From South Africa to the Amazon rainforest, battles over land and who owns it are unleashing unprecedented conflict and labyrinthine legal cases as governments and companies seek to exploit ever more of the world's natural resources, from trees to minerals to rubber.
With an estimated 70 percent of the world unmapped, more than 5 billion people lack proof of ownership, according to the Lima-based Institute for Liberty and Democracy. It would take all the land surveyors we have 200-300 years to map the world's undocumented land.
South Africa enshrines security of tenure in its constitution but the government rides roughshod over locals by promoting controversial mining deals, said Aninka Claassens, director of the University of Cape Town's Land and Accountability Research Centre.
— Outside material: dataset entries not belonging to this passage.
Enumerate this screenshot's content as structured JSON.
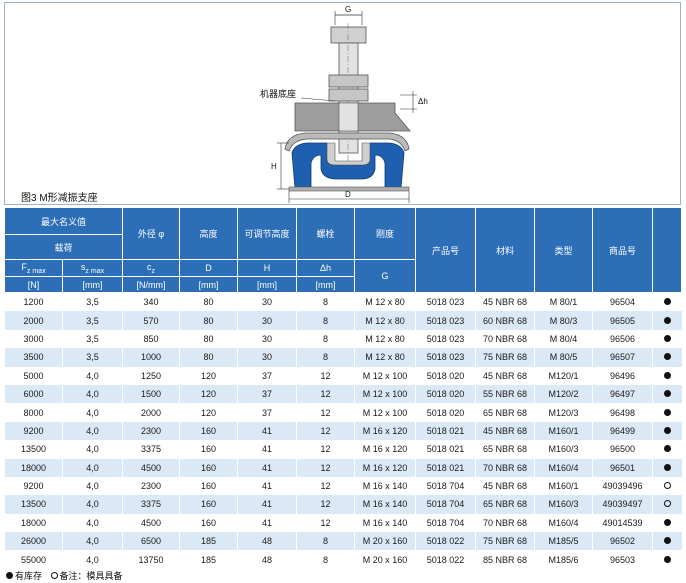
{
  "figure": {
    "caption": "图3 M形减振支座",
    "labels": {
      "g": "G",
      "machine_base": "机器底座",
      "dh": "Δh",
      "h": "H",
      "d": "D"
    }
  },
  "table": {
    "headers": {
      "max_nominal": "最大名义值",
      "load": "载荷",
      "outer_dia": "外径 φ",
      "height": "高度",
      "adj_height": "可调节高度",
      "bolt": "螺栓",
      "stiffness": "刚度",
      "product_no": "产品号",
      "material": "材料",
      "type": "类型",
      "item_no": "商品号",
      "fz": "F",
      "fz_sub": "z max",
      "sz": "s",
      "sz_sub": "z max",
      "cz": "c",
      "cz_sub": "z",
      "d": "D",
      "h": "H",
      "dh": "Δh",
      "g": "G",
      "unit_n": "[N]",
      "unit_mm1": "[mm]",
      "unit_nmm": "[N/mm]",
      "unit_mm2": "[mm]",
      "unit_mm3": "[mm]",
      "unit_mm4": "[mm]"
    },
    "rows": [
      {
        "f": "1200",
        "s": "3,5",
        "c": "340",
        "d": "80",
        "h": "30",
        "dh": "8",
        "g": "M 12 x 80",
        "p": "5018 023",
        "m": "45 NBR 68",
        "t": "M 80/1",
        "i": "96504",
        "stock": "filled"
      },
      {
        "f": "2000",
        "s": "3,5",
        "c": "570",
        "d": "80",
        "h": "30",
        "dh": "8",
        "g": "M 12 x 80",
        "p": "5018 023",
        "m": "60 NBR 68",
        "t": "M 80/3",
        "i": "96505",
        "stock": "filled"
      },
      {
        "f": "3000",
        "s": "3,5",
        "c": "850",
        "d": "80",
        "h": "30",
        "dh": "8",
        "g": "M 12 x 80",
        "p": "5018 023",
        "m": "70 NBR 68",
        "t": "M 80/4",
        "i": "96506",
        "stock": "filled"
      },
      {
        "f": "3500",
        "s": "3,5",
        "c": "1000",
        "d": "80",
        "h": "30",
        "dh": "8",
        "g": "M 12 x 80",
        "p": "5018 023",
        "m": "75 NBR 68",
        "t": "M 80/5",
        "i": "96507",
        "stock": "filled"
      },
      {
        "f": "5000",
        "s": "4,0",
        "c": "1250",
        "d": "120",
        "h": "37",
        "dh": "12",
        "g": "M 12 x 100",
        "p": "5018 020",
        "m": "45 NBR 68",
        "t": "M120/1",
        "i": "96496",
        "stock": "filled"
      },
      {
        "f": "6000",
        "s": "4,0",
        "c": "1500",
        "d": "120",
        "h": "37",
        "dh": "12",
        "g": "M 12 x 100",
        "p": "5018 020",
        "m": "55 NBR 68",
        "t": "M120/2",
        "i": "96497",
        "stock": "filled"
      },
      {
        "f": "8000",
        "s": "4,0",
        "c": "2000",
        "d": "120",
        "h": "37",
        "dh": "12",
        "g": "M 12 x 100",
        "p": "5018 020",
        "m": "65 NBR 68",
        "t": "M120/3",
        "i": "96498",
        "stock": "filled"
      },
      {
        "f": "9200",
        "s": "4,0",
        "c": "2300",
        "d": "160",
        "h": "41",
        "dh": "12",
        "g": "M 16 x 120",
        "p": "5018 021",
        "m": "45 NBR 68",
        "t": "M160/1",
        "i": "96499",
        "stock": "filled"
      },
      {
        "f": "13500",
        "s": "4,0",
        "c": "3375",
        "d": "160",
        "h": "41",
        "dh": "12",
        "g": "M 16 x 120",
        "p": "5018 021",
        "m": "65 NBR 68",
        "t": "M160/3",
        "i": "96500",
        "stock": "filled"
      },
      {
        "f": "18000",
        "s": "4,0",
        "c": "4500",
        "d": "160",
        "h": "41",
        "dh": "12",
        "g": "M 16 x 120",
        "p": "5018 021",
        "m": "70 NBR 68",
        "t": "M160/4",
        "i": "96501",
        "stock": "filled"
      },
      {
        "f": "9200",
        "s": "4,0",
        "c": "2300",
        "d": "160",
        "h": "41",
        "dh": "12",
        "g": "M 16 x 140",
        "p": "5018 704",
        "m": "45 NBR 68",
        "t": "M160/1",
        "i": "49039496",
        "stock": "hollow"
      },
      {
        "f": "13500",
        "s": "4,0",
        "c": "3375",
        "d": "160",
        "h": "41",
        "dh": "12",
        "g": "M 16 x 140",
        "p": "5018 704",
        "m": "65 NBR 68",
        "t": "M160/3",
        "i": "49039497",
        "stock": "hollow"
      },
      {
        "f": "18000",
        "s": "4,0",
        "c": "4500",
        "d": "160",
        "h": "41",
        "dh": "12",
        "g": "M 16 x 140",
        "p": "5018 704",
        "m": "70 NBR 68",
        "t": "M160/4",
        "i": "49014539",
        "stock": "filled"
      },
      {
        "f": "26000",
        "s": "4,0",
        "c": "6500",
        "d": "185",
        "h": "48",
        "dh": "8",
        "g": "M 20 x 160",
        "p": "5018 022",
        "m": "75 NBR 68",
        "t": "M185/5",
        "i": "96502",
        "stock": "filled"
      },
      {
        "f": "55000",
        "s": "4,0",
        "c": "13750",
        "d": "185",
        "h": "48",
        "dh": "8",
        "g": "M 20 x 160",
        "p": "5018 022",
        "m": "85 NBR 68",
        "t": "M185/6",
        "i": "96503",
        "stock": "filled"
      }
    ]
  },
  "legend": {
    "in_stock": "有库存",
    "note": "备注：模具具备"
  },
  "colors": {
    "header_blue": "#2d6fb7",
    "row_alt": "#dbe8f5",
    "rubber_blue": "#1f5fb0"
  }
}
More than two decades after the end of apartheid, whites still own most of the land in resource-rich South Africa and ownership remains a highly emotive subject ahead of next year's national election.
"Our constitution means nothing unless people affected can prove their land rights, that's why recorded rights are so important," she said. "Mining is destroying livelihoods and land." For Claassens, land rights should be mapped and recorded in accordance with who uses land as well as who actually owns it. "Who uses the land? Most often, it's women," she said, adding that women were often excluded from property records.
Rampant deforestation means communities should rush to document their own land rather than wait for governments to act, said Nonette Royo, executive director of the International Land and Forest Tenure Facility, which helps indigenous people.
"In the world, forest area the size of Belgium disappears every year," she said.